Bruce Barrie designed the Rocky Mountain Snyper and has consulted on the design of the Rage Broadhead. Both heads open from the rear forward to reduce or eliminate the possibility of pole-vaulting. Bruce said that he has not personally encountered the pole-vaulting issue while hunting but he received enough feedback from customers who were using conventional mechanical heads that he decided to design the Snyper,
"I've had some strange deflections even with fixed-blade heads," said Bruce. "This seems to be the most common when shooting light arrows. I even shot a broadside cow elk in the lungs with a fixed-blade head and got a deflection off one of the ribs causing the arrow to exit near her back leg. People naturally have a tendency to blame the broadhead when something happens that they can't explain. Because mechanical heads are controversial to begin with, they may often unfairly become the scapegoat."
The amount of momentum carried by an arrow determines how well it will continue to move forward when forces act on it from different sides. For example, an arrow with a high degree of momentum (the physical equation for momentum is mass times velocity) won't be affected as much when a single mechanical broadhead blade opens before the others.

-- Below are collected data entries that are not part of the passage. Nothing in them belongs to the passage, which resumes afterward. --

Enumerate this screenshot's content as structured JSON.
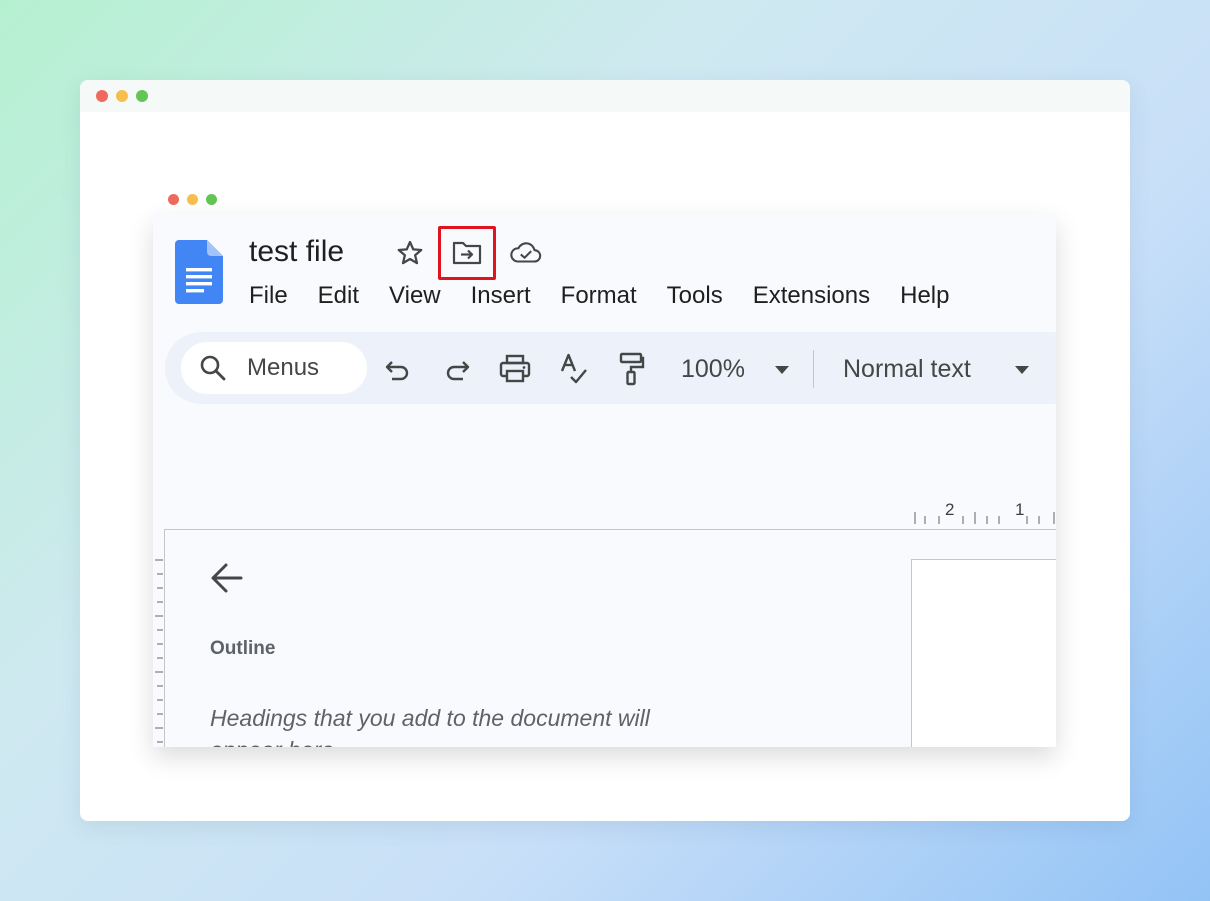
{
  "document": {
    "title": "test file"
  },
  "title_icons": {
    "star": "star-icon",
    "move": "move-to-folder-icon",
    "cloud": "cloud-saved-icon"
  },
  "menu": {
    "items": [
      "File",
      "Edit",
      "View",
      "Insert",
      "Format",
      "Tools",
      "Extensions",
      "Help"
    ]
  },
  "toolbar": {
    "search_label": "Menus",
    "zoom": "100%",
    "paragraph_style": "Normal text",
    "icons": [
      "search-icon",
      "undo-icon",
      "redo-icon",
      "print-icon",
      "spellcheck-icon",
      "paint-format-icon",
      "zoom-dropdown-icon",
      "style-dropdown-icon"
    ]
  },
  "ruler": {
    "labels": [
      "2",
      "1"
    ]
  },
  "outline": {
    "title": "Outline",
    "empty_message": "Headings that you add to the document will appear here."
  },
  "colors": {
    "highlight": "#e0141e",
    "docs_blue": "#4285f4",
    "toolbar_bg": "#edf2fa"
  }
}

Again, you will see significantly less problems when you shoot a heavy arrow. It is also more difficult to turn an arrow that is heavy and long. A long heavy arrow has a greater rotational inertia that opposes turning. It is the same reason that a long heavy stabilizer is the best choice to keep your bow from turning during the shot.
Maybe one of the reasons I have never seen a pole-vaulting problem is because I shoot a heavy (530 grains), long (29.5 inches) arrow that is not as likely to be affected by the force of one short blade opening. I say short blades because I have settled on mechanical heads with short blades that don't have the leverage to move or turn the arrow much.
If you insist on shooting short, lightweight arrows, that are possibly under-spined, you may experience deflection on shots where the animal is angled 45 degrees, or more. Personally, I would rather see everyone buy some heavier arrows before they start blaming their broadheads for poor performance.